I consider the the ODE $ -u''(x)=f(x),\quad x\in \left]0,1\right[ $ with $ u(0)=u(1)=0 $. So I search a function $ u:\ [0,1]\rightarrow \mathbb{R} $ which solves this problem.
First step is to discretize the domain of $ u $ with $ x_i:=\frac{i}{n},\ i=0,\ldots,n $ and I search approximated values $ u_i\approx u(x_i) $. Further define $ f_i=f(x_i),\ i=1,\ldots,n-1 $.
So far so good, but now here comes my problem: The second derivative is approximated by the difference quotient which is reached by taylor approximation.

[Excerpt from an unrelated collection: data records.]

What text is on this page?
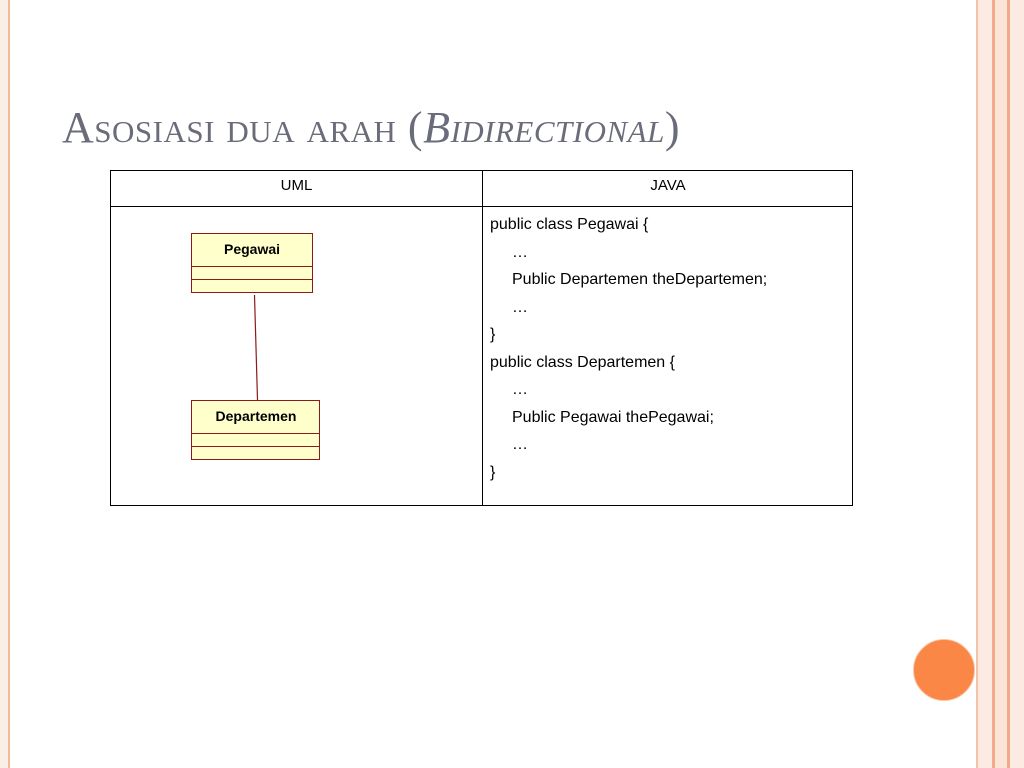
Asosiasi dua arah (Bidirectional)
UML	JAVA
Pegawai
Departemen
public class Pegawai {
…
Public Departemen theDepartemen;
…
}
public class Departemen {
…
Public Pegawai thePegawai;
…
}
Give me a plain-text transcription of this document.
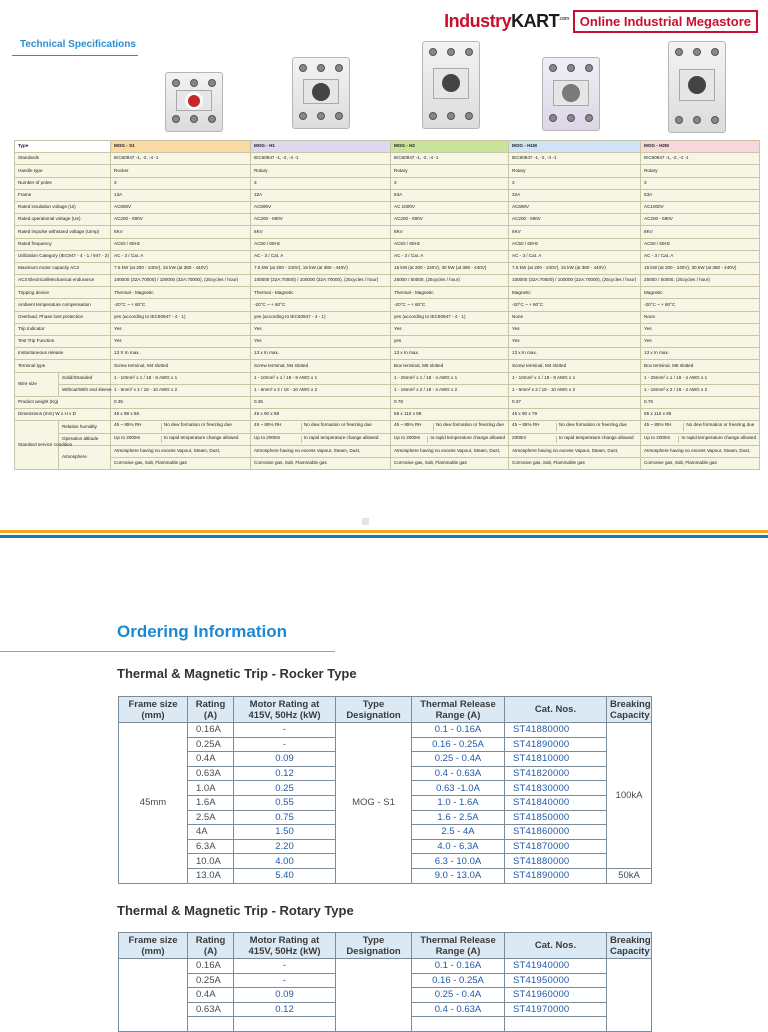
IndustryKART$^{.com}$ Online Industrial Megastore
Technical Specifications
Type		MOG - S1	MOG - H1	MOG - H2	MOG - H1M	MOG - H2M
Standards		IEC60947 -1, -2, -4 -1	IEC60947 -1, -2, -4 -1	IEC60947 -1, -2, -4 -1	IEC60947 -1, -2, -4 -1	IEC60947 -1, -2, -4 -1
Handle type		Rocker	Rotary	Rotary	Rotary	Rotary
Number of poles		3	3	3	3	3
Frame		13A	32A	63A	32A	63A
Rated insulation voltage (Ui)		AC690V	AC690V	AC 1000V	AC690V	AC1000V
Rated operational voltage (Ue)		AC200 - 690V	AC200 - 690V	AC200 - 690V	AC200 - 690V	AC200 - 690V
Rated impulse withstand voltage (Uimp)		6KV	6KV	8KV	6KV	8KV
Rated frequency		AC50 / 60Hz	AC50 / 60Hz	AC50 / 60Hz	AC50 / 60Hz	AC50 / 60Hz
Utilization Category (IEC947 - 4 - 1 / 947 - 2)		AC - 3 / Cat. A	AC - 3 / Cat. A	AC - 3 / Cat. A	AC - 3 / Cat. A	AC - 3 / Cat. A
Maximum motor capacity AC3		7.5 kW (at 200 - 240V), 15 kW (at 380 - 440V)	7.5 kW (at 200 - 240V), 15 kW (at 380 - 440V)	15 kW (at 200 - 240V), 30 kW (at 380 - 440V)	7.5 kW (at 200 - 240V), 15 kW (at 380 - 440V)	15 kW (at 200 - 240V), 30 kW (at 380 - 440V)
AC3 Electrical/Mechanical endurance		100000 (32A:70000) / 100000 (32A:70000), (25cycles / hour)	100000 (32A:70000) / 100000 (32A:70000), (25cycles / hour)	25000 / 50000, (25cycles / hour)	100000 (32A:70000) / 100000 (32A:70000), (25cycles / hour)	25000 / 50000, (25cycles / hour)
Tripping device		Thermal - Magnetic	Thermal - Magnetic	Thermal - Magnetic	Magnetic	Magnetic
Ambient temperature compensation		-20°C ~ + 60°C	-20°C ~ + 60°C	-20°C ~ + 60°C	-20°C ~ + 60°C	-20°C ~ + 60°C
Overload, Phase loss protection		yes (according to IEC60947 - 4 - 1)	yes (according to IEC60947 - 4 - 1)	yes (according to IEC60947 - 4 - 1)	None	None
Trip Indicator		Yes	Yes	Yes	Yes	Yes
Test Trip Function		Yes	Yes	yes	Yes	Yes
Instantaneous release		13 X In max.	13 x In max.	13 x In max.	13 x In max.	13 x In max.
Terminal type		Screw terminal, M4 slotted	Screw terminal, M4 slotted	Box terminal, M6 slotted	Screw terminal, M4 slotted	Box terminal, M6 slotted
Wire size	Solid/Stranded	1 - 10mm² x 1 / 18 - 8 AWG x 1	1 - 10mm² x 1 / 18 - 8 AWG x 1	1 - 25mm² x 1 / 18 - 4 AWG x 1	1 - 10mm² x 1 / 18 - 8 AWG x 1	1 - 25mm² x 1 / 18 - 4 AWG x 1
	Without/With end sleeve	1 - 6mm² x 2 / 18 - 10 AWG x 2	1 - 6mm² x 2 / 18 - 10 AWG x 2	1 - 16mm² x 2 / 18 - 4 AWG x 2	1 - 6mm² x 2 / 18 - 10 AWG x 2	1 - 16mm² x 2 / 18 - 4 AWG x 2
Product weight (Kg)		0.35	0.35	0.78	0.37	0.76
Dimensions (mm) W x H x D		45 x 98 x 66	45 x 90 x 98	55 x 110 x 98	45 x 90 x 79	55 x 110 x 96
Standard service condition	Relative humidity	45 ~ 85% RH No dew formation or freezing due	45 ~ 85% RH No dew formation or freezing due	45 ~ 85% RH No dew formation or freezing due	45 ~ 85% RH No dew formation or freezing due	45 ~ 85% RH No dew formation or freezing due

	Operation altitude	Up to 2000m to rapid temperature change allowed	Up to 2000m to rapid temperature change allowed	Up to 2000m to rapid temperature change allowed	2000m to rapid temperature change allowed	Up to 2000m to rapid temperature change allowed

	Atmosphere	Atmosphere having no excess Vapour, Steam, Dust,	Atmosphere having no excess Vapour, Steam, Dust,	Atmosphere having no excess Vapour, Steam, Dust,	Atmosphere having no excess Vapour, Steam, Dust,	Atmosphere having no excess Vapour, Steam, Dust,
		Corrosive gas, Salt, Flammable gas	Corrosive gas, Salt, Flammable gas	Corrosive gas, Salt, Flammable gas	Corrosive gas, Salt, Flammable gas	Corrosive gas, Salt, Flammable gas
Ordering Information
Thermal & Magnetic Trip - Rocker Type
Frame size (mm)	Rating (A)	Motor Rating at 415V, 50Hz (kW)	Type Designation	Thermal Release Range (A)	Cat. Nos.	Breaking Capacity
45mm	0.16A	-	MOG - S1	0.1 - 0.16A	ST41880000	100kA
	0.25A	-		0.16 - 0.25A	ST41890000	
	0.4A	0.09		0.25 - 0.4A	ST41810000	
	0.63A	0.12		0.4 - 0.63A	ST41820000	
	1.0A	0.25		0.63 -1.0A	ST41830000	
	1.6A	0.55		1.0 - 1.6A	ST41840000	
	2.5A	0.75		1.6 - 2.5A	ST41850000	
	4A	1.50		2.5 - 4A	ST41860000	
	6.3A	2.20		4.0 - 6.3A	ST41870000	
	10.0A	4.00		6.3 - 10.0A	ST41880000	
	13.0A	5.40		9.0 - 13.0A	ST41890000	50kA
Thermal & Magnetic Trip - Rotary Type
Frame size (mm)	Rating (A)	Motor Rating at 415V, 50Hz (kW)	Type Designation	Thermal Release Range (A)	Cat. Nos.	Breaking Capacity
	0.16A	-		0.1 - 0.16A	ST41940000	
	0.25A	-		0.16 - 0.25A	ST41950000	
	0.4A	0.09		0.25 - 0.4A	ST41960000	
	0.63A	0.12		0.4 - 0.63A	ST41970000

Lets claim $ u $ is in $ \mathcal{C}^4([0,1]) $. Then we get:
$$ u(x\pm h)=u(x)\pm u'(x)\cdot h\pm\frac{1}{2!}\cdot u''(x)\cdot h^2\pm \frac{1}{3!} \cdot u^{(3)}(x)\cdot h^3+\underbrace{\frac{1}{4!}\cdot u^{(4)}(x\pm \xi_{\pm} \cdot h)\cdot h^4}_{(*)} $$ with $ \xi_{\pm}\in [0,1] $
I cannot comprehend how to get to this formula. And which remainder term is $(*)$? When I try to get it I only get this:
At first I do taylor approximation for fourth order at $ x_0\in [0,1] $: $ u(x)\\=u(x_0)+u'(x_0)\cdot (x-x_0)+\frac{1}{2!}\cdot u''(x_0)\cdot (x-x_0)^2+\frac{1}{3!}\cdot u^{(3)}(x_0)\cdot (x-x_0)^3+\underbrace{R_4(x;x_0)}_{(**)} $
From here I get stuck.
(**) Some remainder term... . I'm only familiar with the lagrange remainder term.